Mrs. Grimstone is wailing over and over again, “My baby. They killed my baby.”
Then both Rodrigo and Mrs. Grimstone’s bodies are flung inside their cell, which seals behind them.
Rodrigo presses his face and hands against the glass, so much like that little boy in the prisoner pens. He’s sobbing. “Please. I don’t want to die. I wanna go home, man…”
Leander’s palms press against the space opposite his. “Don’t think about it, Rod-Man. Just close your eyes, think about all those crazy times we had… we’re the elite that can’t be…” His voice chokes. “They’re gonna pay for this… they’re gonna…” His words fade with a whimper.
Grinding gears vibrate through the room and the cell rises, disappearing from view along with the hologram of the trial field.
Dahlia caresses Leander’s head. She looks up at me, her tear-stained eyes icy slivers. “It should have been you.”
On the big screen, the image of the cell rising into the actual trial field appears. Both Mrs.

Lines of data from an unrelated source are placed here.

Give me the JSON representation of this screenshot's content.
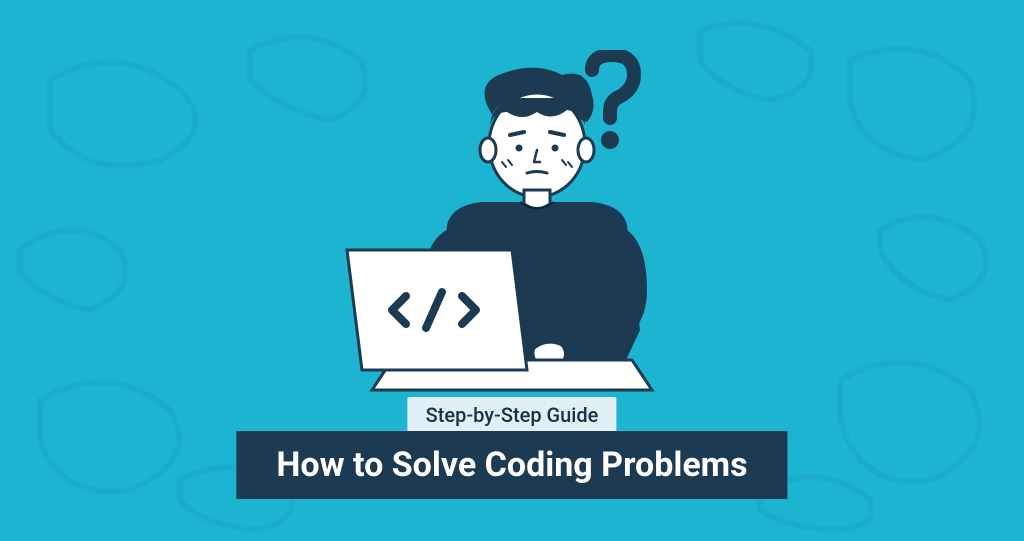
{
  "subtitle": "Step-by-Step Guide",
  "title": "How to Solve Coding Problems",
  "colors": {
    "background": "#1DB4D1",
    "dark": "#1C3A52",
    "light": "#E0F0F4",
    "white": "#FFFFFF"
  }
}
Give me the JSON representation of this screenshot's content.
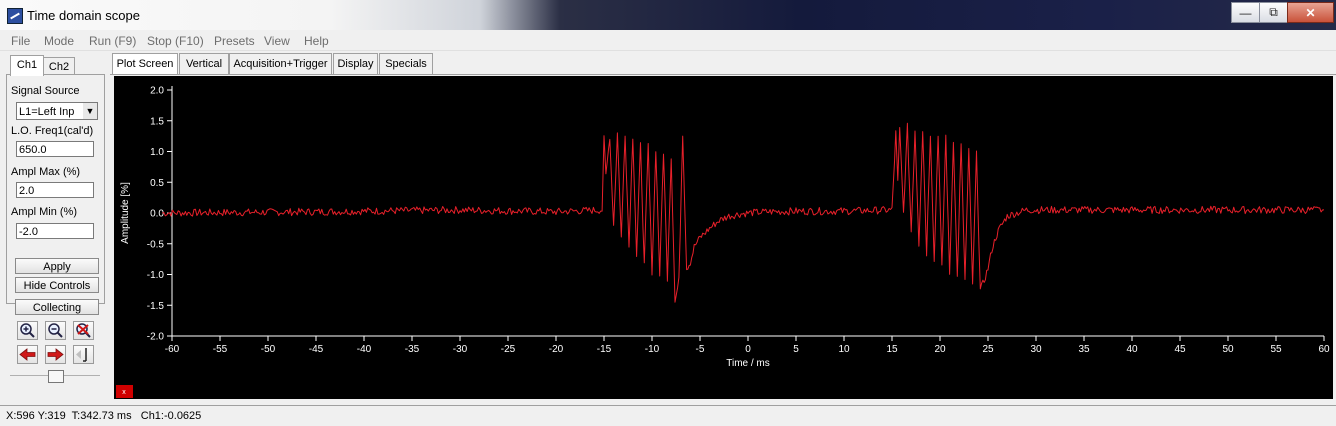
{
  "window": {
    "title": "Time domain scope",
    "minimize": "—",
    "maximize": "⧉",
    "close": "✕"
  },
  "menu": [
    "File",
    "Mode",
    "Run (F9)",
    "Stop (F10)",
    "Presets",
    "View",
    "Help"
  ],
  "channel_tabs": [
    "Ch1",
    "Ch2"
  ],
  "controls": {
    "signal_source_label": "Signal Source",
    "signal_source_value": "L1=Left Inp",
    "lo_freq_label": "L.O. Freq1(cal'd)",
    "lo_freq_value": "650.0",
    "ampl_max_label": "Ampl Max (%)",
    "ampl_max_value": "2.0",
    "ampl_min_label": "Ampl Min (%)",
    "ampl_min_value": "-2.0"
  },
  "buttons": {
    "apply": "Apply",
    "hide_controls": "Hide Controls",
    "collecting": "Collecting"
  },
  "plot_tabs": [
    "Plot Screen",
    "Vertical",
    "Acquisition+Trigger",
    "Display",
    "Specials"
  ],
  "status": "X:596 Y:319  T:342.73 ms   Ch1:-0.0625",
  "colors": {
    "trace": "#e8202a",
    "plot_bg": "#000000",
    "axis": "#ffffff"
  },
  "chart_data": {
    "type": "line",
    "xlabel": "Time / ms",
    "ylabel": "Amplitude [%]",
    "xlim": [
      -60,
      60
    ],
    "ylim": [
      -2.0,
      2.0
    ],
    "x_ticks": [
      "-60",
      "-55",
      "-50",
      "-45",
      "-40",
      "-35",
      "-30",
      "-25",
      "-20",
      "-15",
      "-10",
      "-5",
      "0",
      "5",
      "10",
      "15",
      "20",
      "25",
      "30",
      "35",
      "40",
      "45",
      "50",
      "55",
      "60"
    ],
    "y_ticks": [
      "2.0",
      "1.5",
      "1.0",
      "0.5",
      "0.0",
      "-0.5",
      "-1.0",
      "-1.5",
      "-2.0"
    ],
    "series": [
      {
        "x": [
          -61,
          -45,
          -30,
          -20,
          -15.2,
          -15,
          -14.8,
          -14.4,
          -14,
          -13.6,
          -13.2,
          -12.8,
          -12.4,
          -12,
          -11.6,
          -11.2,
          -10.8,
          -10.4,
          -10,
          -9.6,
          -9.2,
          -8.8,
          -8.4,
          -8,
          -7.6,
          -7.2,
          -6.8,
          -6.4,
          -6,
          -5.6,
          -5,
          -4,
          -3,
          -2,
          -1,
          0,
          2,
          5,
          10,
          15,
          15.4,
          15.6,
          15.8,
          16.2,
          16.6,
          17,
          17.4,
          17.8,
          18.2,
          18.6,
          19,
          19.4,
          19.8,
          20.2,
          20.6,
          21,
          21.4,
          21.8,
          22.2,
          22.6,
          23,
          23.4,
          23.8,
          24.2,
          24.6,
          25,
          25.4,
          25.8,
          26.2,
          26.6,
          27,
          28,
          29,
          30,
          31,
          33,
          40,
          50,
          60
        ],
        "y": [
          0.0,
          0.02,
          0.05,
          0.02,
          0.05,
          1.2,
          0.6,
          1.25,
          -0.2,
          1.3,
          -0.4,
          1.3,
          -0.55,
          1.25,
          -0.7,
          1.1,
          -0.85,
          1.1,
          -0.95,
          1.05,
          -1.0,
          1.0,
          -1.05,
          0.9,
          -1.45,
          -1.1,
          1.3,
          -0.9,
          -0.8,
          -0.55,
          -0.4,
          -0.25,
          -0.12,
          -0.05,
          -0.02,
          0.0,
          0.02,
          0.03,
          0.03,
          0.05,
          1.3,
          0.5,
          1.35,
          0.0,
          1.4,
          -0.3,
          1.35,
          -0.5,
          1.35,
          -0.65,
          1.3,
          -0.8,
          1.3,
          -0.9,
          1.25,
          -1.0,
          1.2,
          -1.05,
          1.1,
          -1.1,
          1.0,
          -1.2,
          0.95,
          -1.25,
          -1.1,
          -0.9,
          -0.6,
          -0.4,
          -0.25,
          -0.15,
          -0.05,
          0.0,
          0.05,
          0.05,
          0.05,
          0.05,
          0.05,
          0.05,
          0.05
        ]
      }
    ],
    "noise_amplitude": 0.06,
    "grid": false,
    "marker_value": "x"
  }
}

Grimstone and Rodrigo are sobbing and pleading, the severed body of Preshea now lying between them.
Commence shelving.
Mrs. Grimstone and Rodrigo burst into flaming clumps of flesh and gristle, which obscure the camera lens before the image fades to black.
SEVENTEEN
“You think you’re all on some type of holiday with free room and board?” Slade’s voice echoes through the silence of the common area as she makes her way through it, an armed quartet escorting her. “You’re still going to have to earn your keep around here”—her eyes dart up to the one empty cell, darkened now—“no matter what happens.”
Ever since that first Trial ended, all of us have just been sitting in our open cells, not saying a word, not even looking at each other.
Slade pauses in the center of the room. “Out of your cells, now.”
I ache all over from sitting on the cold, hard floor, cross-legged, in the exact same position for who knows how long. The pain reminds me that I’m still alive and I have to fight, regardless of the odds stacked against us.